Abstract
Multiscreen is a language model architecture that replaces standard softmax attention with a screening mechanism enabling absolute query-key relevance, achieving comparable performance with significantly fewer parameters and improved inference speed.
A core limitation of standard softmax attention is that it does not define a notion of absolute query--key relevance: attention weights are obtained by redistributing a fixed unit mass across all keys according to their relative scores. As a result, relevance is defined only relative to competing keys, and irrelevant keys cannot be explicitly rejected. We introduce Multiscreen, a language-model architecture built around a mechanism we call screening, which enables absolute query--key relevance.

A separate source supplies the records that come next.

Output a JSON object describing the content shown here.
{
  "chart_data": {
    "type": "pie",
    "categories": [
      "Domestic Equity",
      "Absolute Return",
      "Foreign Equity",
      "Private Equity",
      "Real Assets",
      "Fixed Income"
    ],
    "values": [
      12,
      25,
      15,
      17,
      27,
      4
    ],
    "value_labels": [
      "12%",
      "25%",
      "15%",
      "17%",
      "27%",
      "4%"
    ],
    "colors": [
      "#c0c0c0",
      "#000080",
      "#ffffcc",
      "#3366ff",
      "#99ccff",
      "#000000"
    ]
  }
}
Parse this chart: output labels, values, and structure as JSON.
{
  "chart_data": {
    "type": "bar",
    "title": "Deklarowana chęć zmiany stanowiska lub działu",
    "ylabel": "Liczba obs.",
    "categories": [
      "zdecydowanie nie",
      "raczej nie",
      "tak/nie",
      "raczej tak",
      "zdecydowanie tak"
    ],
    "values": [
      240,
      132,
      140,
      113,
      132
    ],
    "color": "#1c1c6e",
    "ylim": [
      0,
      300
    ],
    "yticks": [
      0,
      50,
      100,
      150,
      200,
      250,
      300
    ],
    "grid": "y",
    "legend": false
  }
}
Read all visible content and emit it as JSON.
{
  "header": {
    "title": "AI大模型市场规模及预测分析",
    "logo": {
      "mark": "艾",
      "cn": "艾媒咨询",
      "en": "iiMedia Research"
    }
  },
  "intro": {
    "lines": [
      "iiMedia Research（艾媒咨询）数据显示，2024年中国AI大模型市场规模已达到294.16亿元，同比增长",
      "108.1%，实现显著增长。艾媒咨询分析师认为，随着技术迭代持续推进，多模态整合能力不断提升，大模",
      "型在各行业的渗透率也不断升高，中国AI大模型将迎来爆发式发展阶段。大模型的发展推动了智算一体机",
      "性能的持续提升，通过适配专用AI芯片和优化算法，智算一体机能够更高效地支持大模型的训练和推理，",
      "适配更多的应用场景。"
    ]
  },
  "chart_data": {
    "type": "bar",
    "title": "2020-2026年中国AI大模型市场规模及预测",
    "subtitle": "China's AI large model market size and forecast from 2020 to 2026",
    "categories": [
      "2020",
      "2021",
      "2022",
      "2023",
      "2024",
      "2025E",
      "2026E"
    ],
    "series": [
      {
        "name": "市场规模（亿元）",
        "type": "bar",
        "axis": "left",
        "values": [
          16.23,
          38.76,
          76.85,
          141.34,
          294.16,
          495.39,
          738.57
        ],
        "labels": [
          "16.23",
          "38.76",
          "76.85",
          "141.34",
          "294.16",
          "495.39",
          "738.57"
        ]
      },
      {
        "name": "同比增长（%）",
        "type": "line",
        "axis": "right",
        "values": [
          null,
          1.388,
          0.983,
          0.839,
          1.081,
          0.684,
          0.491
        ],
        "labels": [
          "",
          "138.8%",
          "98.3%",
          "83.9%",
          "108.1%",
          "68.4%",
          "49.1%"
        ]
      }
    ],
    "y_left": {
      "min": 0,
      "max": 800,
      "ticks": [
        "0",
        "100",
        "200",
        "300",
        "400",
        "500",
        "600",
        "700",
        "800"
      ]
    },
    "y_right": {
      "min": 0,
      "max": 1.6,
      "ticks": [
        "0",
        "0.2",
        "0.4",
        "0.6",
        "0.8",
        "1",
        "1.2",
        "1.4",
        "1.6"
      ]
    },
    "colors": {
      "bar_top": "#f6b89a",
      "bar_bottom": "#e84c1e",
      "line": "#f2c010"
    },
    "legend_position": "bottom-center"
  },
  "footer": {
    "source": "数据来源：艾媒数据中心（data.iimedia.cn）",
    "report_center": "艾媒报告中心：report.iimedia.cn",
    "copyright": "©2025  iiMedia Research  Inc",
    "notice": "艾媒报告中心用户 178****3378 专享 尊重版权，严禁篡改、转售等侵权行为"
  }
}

Instead of redistributing attention across all keys, screening evaluates each key against an explicit threshold, discarding irrelevant keys and aggregating the remaining keys, thereby removing global competition among keys. Across experiments, Multiscreen achieves comparable validation loss with approximately 40% fewer parameters than a Transformer baseline and enables stable optimization at substantially larger learning rates. It maintains strong performance in long-context perplexity and shows little to no degradation in retrieval performance well beyond the training context length. Notably, even at the training context length, a Multiscreen model with approximately 92% fewer parameters consistently outperforms a larger Transformer in retrieval accuracy. Finally, Multiscreen reduces inference latency by up to 3.2times at 100K context length.